On June 25, a group of twenty education organizations and individuals sent a letter to Congress urging it to regulate the use of income share agreements, or “ISAs” – an increasingly popular means of financing higher education. The letter was sent to the House Financial Services Committee and Senate Finance Committee, requesting legislation “that provides protections for student consumers and a legal framework to guide the work of institutions and providers.”
What are ISAs?
ISAs are tied to the amount of income student borrowers earn following graduation. Students who fail to meet minimum income standards are not required to make payments until the threshold is met. Likewise, if a student borrower leaves the workforce, then the repayment plan is “paused” until he or she returns to the workforce. The ISA programs are advertised as not accruing interest on the amount borrowed. However, repayment plans are based on a term of months or years, and a certain percentage of income is used to calculate the monthly payment. Repayment plans are commonly capped at 2.5 times the amount borrowed – which may far exceed the principal balance and interest that would be charged using traditional methods of student loan financing, depending on the circumstances of the student borrower.
Who uses ISAs?
ISAs have been created by a various colleges across the United States and are used to help reduce or eliminate student loans. Education providers who use ISAs include traditional four-year, research institutions and “last-mile training providers” preparing workers for the most in-demand jobs. The letter also identifies a diverse group of student borrowers who use ISAs, including working adults pursuing higher education, career changers, traditional students, and students who are otherwise disqualified from existing federal or state aid programs.

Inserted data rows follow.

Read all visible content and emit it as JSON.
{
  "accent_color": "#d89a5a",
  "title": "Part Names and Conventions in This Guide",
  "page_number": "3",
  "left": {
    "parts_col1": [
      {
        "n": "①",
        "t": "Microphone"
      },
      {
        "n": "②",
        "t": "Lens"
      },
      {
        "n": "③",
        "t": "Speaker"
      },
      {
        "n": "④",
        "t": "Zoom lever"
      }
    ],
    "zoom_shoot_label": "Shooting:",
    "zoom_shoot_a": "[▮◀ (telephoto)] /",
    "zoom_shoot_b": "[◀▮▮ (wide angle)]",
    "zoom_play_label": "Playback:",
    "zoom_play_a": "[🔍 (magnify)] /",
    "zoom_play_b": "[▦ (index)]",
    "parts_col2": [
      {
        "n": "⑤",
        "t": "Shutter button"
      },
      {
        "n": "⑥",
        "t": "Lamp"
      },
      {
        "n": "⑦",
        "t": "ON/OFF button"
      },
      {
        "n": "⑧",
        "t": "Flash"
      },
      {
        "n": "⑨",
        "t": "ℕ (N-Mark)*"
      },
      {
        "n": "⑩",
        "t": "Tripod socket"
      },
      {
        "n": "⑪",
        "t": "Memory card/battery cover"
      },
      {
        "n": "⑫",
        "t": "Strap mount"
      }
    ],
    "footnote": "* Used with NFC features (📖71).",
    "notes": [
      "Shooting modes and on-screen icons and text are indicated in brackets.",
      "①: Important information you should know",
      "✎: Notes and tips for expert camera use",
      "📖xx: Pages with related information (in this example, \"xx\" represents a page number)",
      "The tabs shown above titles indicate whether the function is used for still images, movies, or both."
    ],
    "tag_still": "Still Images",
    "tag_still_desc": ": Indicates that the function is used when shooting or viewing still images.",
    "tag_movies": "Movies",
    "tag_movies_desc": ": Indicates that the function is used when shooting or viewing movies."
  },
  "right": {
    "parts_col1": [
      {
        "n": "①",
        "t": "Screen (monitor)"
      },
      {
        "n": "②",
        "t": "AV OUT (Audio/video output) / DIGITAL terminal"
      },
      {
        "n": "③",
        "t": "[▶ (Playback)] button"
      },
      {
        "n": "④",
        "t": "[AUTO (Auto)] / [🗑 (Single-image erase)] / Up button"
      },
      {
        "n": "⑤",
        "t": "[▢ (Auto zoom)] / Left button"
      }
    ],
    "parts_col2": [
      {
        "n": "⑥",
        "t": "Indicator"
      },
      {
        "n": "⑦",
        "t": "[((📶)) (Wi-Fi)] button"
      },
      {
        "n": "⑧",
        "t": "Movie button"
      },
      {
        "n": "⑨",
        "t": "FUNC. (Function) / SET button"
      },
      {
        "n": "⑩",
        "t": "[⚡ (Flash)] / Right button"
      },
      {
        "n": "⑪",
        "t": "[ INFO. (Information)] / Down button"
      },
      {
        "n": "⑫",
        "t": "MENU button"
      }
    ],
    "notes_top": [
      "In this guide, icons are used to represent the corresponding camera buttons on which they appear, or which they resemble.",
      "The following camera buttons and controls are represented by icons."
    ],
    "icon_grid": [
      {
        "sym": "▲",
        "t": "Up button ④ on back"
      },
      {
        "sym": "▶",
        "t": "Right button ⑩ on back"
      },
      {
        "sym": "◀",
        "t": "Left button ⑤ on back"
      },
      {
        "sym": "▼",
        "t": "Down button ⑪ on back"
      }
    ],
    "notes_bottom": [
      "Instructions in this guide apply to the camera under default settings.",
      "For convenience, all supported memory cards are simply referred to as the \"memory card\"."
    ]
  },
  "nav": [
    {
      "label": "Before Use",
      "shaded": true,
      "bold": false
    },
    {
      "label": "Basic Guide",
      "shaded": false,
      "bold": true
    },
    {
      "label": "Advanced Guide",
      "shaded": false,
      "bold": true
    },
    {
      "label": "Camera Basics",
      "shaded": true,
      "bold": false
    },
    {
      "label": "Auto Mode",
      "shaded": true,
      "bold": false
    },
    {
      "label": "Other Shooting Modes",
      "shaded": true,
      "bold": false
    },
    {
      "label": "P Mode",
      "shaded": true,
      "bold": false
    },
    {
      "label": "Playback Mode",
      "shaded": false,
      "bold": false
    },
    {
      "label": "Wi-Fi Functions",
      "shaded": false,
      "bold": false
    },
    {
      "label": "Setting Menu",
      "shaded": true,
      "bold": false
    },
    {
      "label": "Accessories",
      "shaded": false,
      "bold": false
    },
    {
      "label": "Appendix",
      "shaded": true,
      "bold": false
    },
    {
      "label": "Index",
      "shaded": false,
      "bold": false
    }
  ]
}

What would the ISA legal framework look like?
The letter suggests legislation that would “establish a definition of ISA, provide a proper disclosure framework for student consumers, set a national minimum income threshold, create adequate protections around stackability, provide clarity on tax treatment for both students and institutions funding ISAs, and identify a federal regulator” – among other provisions. The education groups suggest that strong, transparent protections will deter the risk of abuse. ISAs would not be considered a replacement for current federal loan and grant programs and would supplement existing income-based repayment options.